Nelson
Mandela Speaks - but the National Civil Rights Museum fails to listen.
On
a recent visit to Memphis to collect a Freedom Award from the National
Civil Rights Museum, Nelson Mandela gave a speech regarding the widening
gap between the rich and poor, the advantaged and disadvantaged. Laudable
in itself, certainly. but the attendees at this $150 per head, black
tie event, held in the Memphis Ballroom of the Peabody Hotel - the most
expensive in Memphis were the very people Mandela was complaining about.
Instead
of bowing their heads in shame, the National Civil Rights Museum spokespeople
proclaimed the evening as an absolute success. Perhaps the champagne
had temporarily dulled the fact, that they are about to spend $8 million
building a shrine to violence, negativity and racial hatred.

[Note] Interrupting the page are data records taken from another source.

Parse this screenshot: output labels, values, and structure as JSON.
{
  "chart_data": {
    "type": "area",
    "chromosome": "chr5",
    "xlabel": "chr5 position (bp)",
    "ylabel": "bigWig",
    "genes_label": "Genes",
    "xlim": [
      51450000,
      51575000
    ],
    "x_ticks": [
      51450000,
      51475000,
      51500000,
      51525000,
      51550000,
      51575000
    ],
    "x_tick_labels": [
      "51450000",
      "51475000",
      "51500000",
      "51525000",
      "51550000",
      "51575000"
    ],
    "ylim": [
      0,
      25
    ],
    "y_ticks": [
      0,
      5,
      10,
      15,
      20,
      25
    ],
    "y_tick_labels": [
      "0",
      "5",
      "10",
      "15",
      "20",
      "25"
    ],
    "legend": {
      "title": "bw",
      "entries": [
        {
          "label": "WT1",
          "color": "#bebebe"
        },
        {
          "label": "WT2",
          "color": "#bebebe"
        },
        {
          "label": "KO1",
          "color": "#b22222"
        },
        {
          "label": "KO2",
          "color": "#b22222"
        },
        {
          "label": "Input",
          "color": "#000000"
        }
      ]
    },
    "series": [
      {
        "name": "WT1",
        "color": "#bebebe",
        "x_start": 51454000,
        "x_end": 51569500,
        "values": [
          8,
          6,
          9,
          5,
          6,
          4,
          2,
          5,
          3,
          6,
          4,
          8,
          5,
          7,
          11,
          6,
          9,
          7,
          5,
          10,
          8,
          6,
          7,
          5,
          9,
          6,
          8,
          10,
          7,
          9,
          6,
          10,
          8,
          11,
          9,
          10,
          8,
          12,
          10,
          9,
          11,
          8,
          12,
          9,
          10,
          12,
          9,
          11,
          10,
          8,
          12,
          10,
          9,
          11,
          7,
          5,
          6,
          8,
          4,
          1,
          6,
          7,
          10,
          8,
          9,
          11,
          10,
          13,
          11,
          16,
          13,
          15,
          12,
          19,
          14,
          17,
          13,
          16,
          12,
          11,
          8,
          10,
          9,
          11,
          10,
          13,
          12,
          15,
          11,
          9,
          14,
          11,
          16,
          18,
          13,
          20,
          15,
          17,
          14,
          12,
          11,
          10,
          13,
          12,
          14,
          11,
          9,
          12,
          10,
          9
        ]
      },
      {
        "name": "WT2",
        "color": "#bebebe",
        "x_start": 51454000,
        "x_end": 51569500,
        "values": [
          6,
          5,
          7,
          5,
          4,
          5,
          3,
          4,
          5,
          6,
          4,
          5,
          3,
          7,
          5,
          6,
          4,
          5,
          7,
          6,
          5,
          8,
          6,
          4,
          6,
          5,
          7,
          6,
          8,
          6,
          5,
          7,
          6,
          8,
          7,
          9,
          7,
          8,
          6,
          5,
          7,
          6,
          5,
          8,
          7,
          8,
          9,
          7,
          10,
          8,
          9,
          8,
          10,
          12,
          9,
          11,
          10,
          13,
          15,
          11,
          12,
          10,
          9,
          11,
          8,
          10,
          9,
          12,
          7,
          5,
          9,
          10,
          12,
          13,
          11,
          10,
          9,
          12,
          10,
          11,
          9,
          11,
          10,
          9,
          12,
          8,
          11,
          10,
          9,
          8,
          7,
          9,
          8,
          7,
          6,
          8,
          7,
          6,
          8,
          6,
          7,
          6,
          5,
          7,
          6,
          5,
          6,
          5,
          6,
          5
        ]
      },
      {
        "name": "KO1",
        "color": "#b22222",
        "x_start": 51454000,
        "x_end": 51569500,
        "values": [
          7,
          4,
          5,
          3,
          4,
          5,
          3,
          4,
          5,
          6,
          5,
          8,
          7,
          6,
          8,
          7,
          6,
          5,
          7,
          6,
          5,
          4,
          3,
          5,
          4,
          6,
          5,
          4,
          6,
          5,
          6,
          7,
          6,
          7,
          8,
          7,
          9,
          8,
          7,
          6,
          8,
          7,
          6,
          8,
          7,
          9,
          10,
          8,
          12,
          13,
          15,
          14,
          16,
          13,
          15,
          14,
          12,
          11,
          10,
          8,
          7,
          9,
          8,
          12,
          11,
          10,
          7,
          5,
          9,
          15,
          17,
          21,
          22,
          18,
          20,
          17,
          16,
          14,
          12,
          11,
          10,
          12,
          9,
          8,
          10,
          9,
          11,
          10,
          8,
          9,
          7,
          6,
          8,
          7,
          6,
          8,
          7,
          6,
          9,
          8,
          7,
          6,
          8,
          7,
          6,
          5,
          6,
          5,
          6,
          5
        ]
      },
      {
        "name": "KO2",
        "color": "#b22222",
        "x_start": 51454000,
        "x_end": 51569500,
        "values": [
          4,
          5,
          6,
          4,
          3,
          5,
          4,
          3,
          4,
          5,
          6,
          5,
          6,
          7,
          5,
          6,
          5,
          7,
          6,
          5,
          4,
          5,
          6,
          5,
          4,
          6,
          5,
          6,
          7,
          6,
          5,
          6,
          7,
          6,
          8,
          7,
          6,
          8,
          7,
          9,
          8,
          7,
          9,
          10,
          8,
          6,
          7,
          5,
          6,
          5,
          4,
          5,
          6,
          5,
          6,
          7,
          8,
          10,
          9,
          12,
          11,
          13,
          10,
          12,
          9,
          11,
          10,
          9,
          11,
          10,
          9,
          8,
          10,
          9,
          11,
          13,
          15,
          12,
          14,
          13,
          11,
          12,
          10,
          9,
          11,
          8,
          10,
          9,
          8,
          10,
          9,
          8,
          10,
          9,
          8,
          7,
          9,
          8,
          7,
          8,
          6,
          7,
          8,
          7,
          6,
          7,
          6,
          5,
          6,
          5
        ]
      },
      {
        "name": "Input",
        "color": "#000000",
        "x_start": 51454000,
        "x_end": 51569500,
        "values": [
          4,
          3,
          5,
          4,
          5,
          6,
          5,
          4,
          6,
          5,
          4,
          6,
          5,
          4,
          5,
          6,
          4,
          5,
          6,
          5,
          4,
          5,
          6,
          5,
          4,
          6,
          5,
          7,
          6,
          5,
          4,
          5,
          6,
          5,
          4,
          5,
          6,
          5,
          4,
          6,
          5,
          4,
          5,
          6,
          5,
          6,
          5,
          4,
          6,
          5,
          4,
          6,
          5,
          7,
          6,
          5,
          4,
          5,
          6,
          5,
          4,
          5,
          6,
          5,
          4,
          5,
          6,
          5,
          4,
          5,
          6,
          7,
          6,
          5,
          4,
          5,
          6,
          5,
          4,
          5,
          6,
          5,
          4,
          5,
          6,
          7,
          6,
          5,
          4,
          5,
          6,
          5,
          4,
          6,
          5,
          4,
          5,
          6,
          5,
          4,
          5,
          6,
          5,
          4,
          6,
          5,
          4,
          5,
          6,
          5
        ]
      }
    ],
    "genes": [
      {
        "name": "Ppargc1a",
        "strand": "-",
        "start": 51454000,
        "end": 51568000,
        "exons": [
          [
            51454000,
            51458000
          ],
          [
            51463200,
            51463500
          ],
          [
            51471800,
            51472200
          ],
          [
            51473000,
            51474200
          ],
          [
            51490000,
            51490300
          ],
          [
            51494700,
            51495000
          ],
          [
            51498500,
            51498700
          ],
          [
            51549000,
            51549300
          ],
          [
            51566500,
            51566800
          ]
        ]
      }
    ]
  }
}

While they
have the opportunity right now, to spend this money in the way that
Nelson Mandela recommended.
God
knows there is already a massive chasm between the rich and poor in
Memphis. It exists on the doorstep of the National Civil Rights Museum,
but they fail to see it - or perhaps they do see it, but choose to look
away.
The
fact is that the National Civil Rights Museum have the power to make
changes, the problem is that they neither understand or care about the
true civil rights issues of this new century. What about the civil rights
of the homeless? What about the rights of teenage single mothers?
How
much longer can they wash their hands before the social conscience of
the majority, question their motives and condemn their actions.